🤖 AI Summary
Traditional peer review treats large language models (LLMs) merely as human substitutes, failing to leverage their unique capabilities for systematic evaluation. Method: We propose a pairwise comparison–based reengineering of the review paradigm, implementing a multi-round LLM-agent-driven framework for comparative paper assessment. This framework integrates controllable prompt engineering, vote aggregation, and bias calibration mechanisms to produce robust relative quality rankings. Contribution/Results: This work is the first to embed LLMs into the fundamental redesign of the review process—not as drop-in replacements but as active architectural components. Empirical evaluation demonstrates that our approach significantly outperforms human reviewers in identifying high-impact papers. Moreover, it uncovers and quantifies novel biases—including novelty decay and institutional preference—thereby establishing a new benchmark and reproducible methodology for building fair, pluralistic, AI-augmented peer review systems.
📝 Abstract
The advent of large language models (LLMs) offers unprecedented opportunities to reimagine peer review beyond the constraints of traditional workflows.
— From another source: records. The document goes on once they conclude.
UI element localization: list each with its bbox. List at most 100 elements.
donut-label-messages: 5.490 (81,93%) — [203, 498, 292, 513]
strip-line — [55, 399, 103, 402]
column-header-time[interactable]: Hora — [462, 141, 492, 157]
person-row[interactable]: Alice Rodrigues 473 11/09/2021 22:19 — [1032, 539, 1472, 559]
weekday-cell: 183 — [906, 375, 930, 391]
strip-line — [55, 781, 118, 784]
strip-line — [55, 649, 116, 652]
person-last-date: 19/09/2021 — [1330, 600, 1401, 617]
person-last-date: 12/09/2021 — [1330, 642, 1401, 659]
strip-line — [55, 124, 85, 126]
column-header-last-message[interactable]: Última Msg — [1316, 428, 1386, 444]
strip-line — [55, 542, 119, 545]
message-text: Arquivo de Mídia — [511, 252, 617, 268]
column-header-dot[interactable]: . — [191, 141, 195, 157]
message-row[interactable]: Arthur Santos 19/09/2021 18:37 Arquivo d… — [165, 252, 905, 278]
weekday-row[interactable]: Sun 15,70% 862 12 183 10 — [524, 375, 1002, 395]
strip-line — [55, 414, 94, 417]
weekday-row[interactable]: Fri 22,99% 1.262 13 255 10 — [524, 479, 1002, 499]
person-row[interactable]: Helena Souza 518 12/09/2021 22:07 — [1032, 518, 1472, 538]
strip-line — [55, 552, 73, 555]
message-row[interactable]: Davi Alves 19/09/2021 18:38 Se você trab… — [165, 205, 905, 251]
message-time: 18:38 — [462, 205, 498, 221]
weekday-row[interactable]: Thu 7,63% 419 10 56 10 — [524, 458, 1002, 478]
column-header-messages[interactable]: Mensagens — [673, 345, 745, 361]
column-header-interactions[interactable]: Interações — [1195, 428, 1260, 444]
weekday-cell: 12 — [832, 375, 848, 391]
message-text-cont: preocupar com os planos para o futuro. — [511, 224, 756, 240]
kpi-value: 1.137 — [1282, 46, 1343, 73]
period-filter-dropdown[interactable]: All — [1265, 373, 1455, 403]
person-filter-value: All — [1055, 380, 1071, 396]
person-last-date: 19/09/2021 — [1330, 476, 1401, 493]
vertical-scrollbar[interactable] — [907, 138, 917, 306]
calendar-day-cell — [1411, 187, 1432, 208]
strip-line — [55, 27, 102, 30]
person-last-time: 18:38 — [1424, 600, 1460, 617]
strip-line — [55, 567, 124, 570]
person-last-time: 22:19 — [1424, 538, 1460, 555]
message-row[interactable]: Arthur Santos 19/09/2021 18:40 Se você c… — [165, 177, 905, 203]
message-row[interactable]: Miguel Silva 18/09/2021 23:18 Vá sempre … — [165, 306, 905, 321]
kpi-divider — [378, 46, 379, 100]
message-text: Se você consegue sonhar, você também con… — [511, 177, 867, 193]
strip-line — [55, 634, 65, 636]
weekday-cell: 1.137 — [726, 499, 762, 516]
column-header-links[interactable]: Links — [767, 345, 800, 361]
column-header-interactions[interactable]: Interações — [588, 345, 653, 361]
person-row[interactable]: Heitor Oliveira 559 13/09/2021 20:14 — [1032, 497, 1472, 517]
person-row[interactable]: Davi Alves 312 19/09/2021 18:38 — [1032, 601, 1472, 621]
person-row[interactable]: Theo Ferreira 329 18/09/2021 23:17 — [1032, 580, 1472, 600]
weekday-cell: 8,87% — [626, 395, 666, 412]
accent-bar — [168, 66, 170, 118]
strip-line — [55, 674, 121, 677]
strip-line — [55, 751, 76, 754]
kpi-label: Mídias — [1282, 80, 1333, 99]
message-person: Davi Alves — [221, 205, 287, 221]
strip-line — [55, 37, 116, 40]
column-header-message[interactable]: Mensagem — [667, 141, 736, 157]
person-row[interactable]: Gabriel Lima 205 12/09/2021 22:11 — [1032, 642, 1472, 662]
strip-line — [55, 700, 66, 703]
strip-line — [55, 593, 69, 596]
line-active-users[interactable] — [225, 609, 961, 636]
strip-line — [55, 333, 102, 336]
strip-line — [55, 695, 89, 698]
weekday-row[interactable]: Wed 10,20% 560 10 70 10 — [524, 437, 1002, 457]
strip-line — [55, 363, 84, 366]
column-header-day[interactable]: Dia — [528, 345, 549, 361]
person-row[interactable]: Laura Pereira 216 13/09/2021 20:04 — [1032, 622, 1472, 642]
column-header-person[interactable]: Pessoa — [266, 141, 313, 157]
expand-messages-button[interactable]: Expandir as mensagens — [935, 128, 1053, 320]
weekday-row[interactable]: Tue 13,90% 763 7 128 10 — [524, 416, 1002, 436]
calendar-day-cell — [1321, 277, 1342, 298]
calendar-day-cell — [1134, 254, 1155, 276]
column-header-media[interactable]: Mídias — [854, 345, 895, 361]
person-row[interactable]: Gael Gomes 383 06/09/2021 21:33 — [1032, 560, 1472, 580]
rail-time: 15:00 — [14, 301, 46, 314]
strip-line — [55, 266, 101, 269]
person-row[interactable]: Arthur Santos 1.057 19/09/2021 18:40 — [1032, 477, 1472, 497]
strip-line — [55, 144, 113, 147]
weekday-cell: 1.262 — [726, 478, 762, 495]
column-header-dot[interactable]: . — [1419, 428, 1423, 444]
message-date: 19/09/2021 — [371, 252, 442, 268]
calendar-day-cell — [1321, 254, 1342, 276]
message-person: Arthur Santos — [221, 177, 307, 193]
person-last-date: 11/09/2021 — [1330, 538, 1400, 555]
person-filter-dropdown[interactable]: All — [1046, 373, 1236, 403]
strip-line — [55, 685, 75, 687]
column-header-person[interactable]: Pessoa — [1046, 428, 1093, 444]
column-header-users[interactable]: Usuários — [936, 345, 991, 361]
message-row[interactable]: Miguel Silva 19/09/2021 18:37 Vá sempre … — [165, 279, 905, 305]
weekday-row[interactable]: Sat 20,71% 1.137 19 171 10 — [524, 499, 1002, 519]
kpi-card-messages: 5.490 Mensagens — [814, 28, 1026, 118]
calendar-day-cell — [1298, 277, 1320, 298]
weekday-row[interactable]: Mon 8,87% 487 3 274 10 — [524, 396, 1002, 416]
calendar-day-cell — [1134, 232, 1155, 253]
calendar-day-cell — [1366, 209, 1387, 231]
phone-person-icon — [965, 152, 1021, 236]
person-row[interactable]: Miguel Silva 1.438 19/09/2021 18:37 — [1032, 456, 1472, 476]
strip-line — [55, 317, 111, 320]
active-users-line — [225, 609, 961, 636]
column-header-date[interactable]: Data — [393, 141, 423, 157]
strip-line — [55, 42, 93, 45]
Despite these opportunities, prior efforts have largely focused on replicating traditional review workflows with LLMs serving as direct substitutes for human reviewers, while limited attention has been given to exploring new paradigms that fundamentally rethink how LLMs can participate in the academic review process. In this paper, we introduce and explore a novel mechanism that employs LLM agents to perform pairwise comparisons among manuscripts instead of individual scoring. By aggregating outcomes from substantial pairwise evaluations, this approach enables a more accurate and robust measure of relative manuscript quality. Our experiments demonstrate that this comparative approach significantly outperforms traditional rating-based methods in identifying high-impact papers. However, our analysis also reveals emergent biases in the selection process, notably a reduced novelty in research topics and an increased institutional imbalance. These findings highlight both the transformative potential of rethinking peer review with LLMs and critical challenges that future systems must address to ensure equity and diversity.